Luxatie van de elleboog

Synoniemen: elleboog dislocatie, elleboog dislocatie, elleboog dislocatie Een elleboog dislocatie is een volledige verplaatsing van de delen die betrokken zijn bij het ellebooggewricht. Dit omvat het schuiven van het gewrichtsoppervlak van de opperarmbeen uit zijn scharnierachtige omhulling door de ellepijp en het verlies van contact tussen de hoofd van de straal en de opperarmbeen.

Anatomie

Drie botten ontmoeten in het ellebooggewricht (Articulatio cubiti): De opperarmbeen, ellepijp en straal. Ze vormen 3 verschillende gewrichten, die samen een zogenaamd scharniergewricht (trochoglymus) vormen. De humerus heeft een afgerond gewrichtsoppervlak, dat wordt omgeven door de ellepijp met twee botuitgangen zoals een scharnier (scharniergewricht).
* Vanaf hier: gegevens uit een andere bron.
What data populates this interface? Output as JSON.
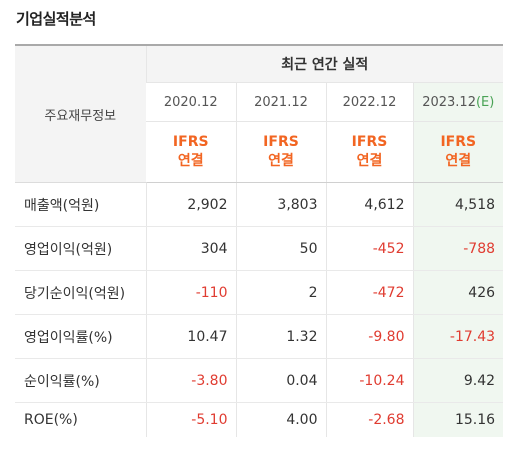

Deze processen zijn het bovenste uiteinde van de ellepijp (olecranon), dat kan worden gepalpeerd als het "elleboogbeen", en het kroonproces (proc. Coronoidus) aan de voorkant. De hoofd van de straal (Caput radii) is omgeven door een bolvormig gewrichtsoppervlak.

Dit vormt een lateraal draaibare gewricht met de ellepijp, die wordt gestabiliseerd door een cirkelvormig ligament (Ligamentum anulare radii) lopend in de spaak hoofd. Bovenaan staat het spaak kop vormt een kogelgewricht met het gewrichtsoppervlak van de humerus. De laterale bewegingen van dit kogelgewricht worden aan beide zijden beperkt door collaterale ligamenten tussen de humerus en de radius of ellepijp (ligamentum collaterale radii of ulnae).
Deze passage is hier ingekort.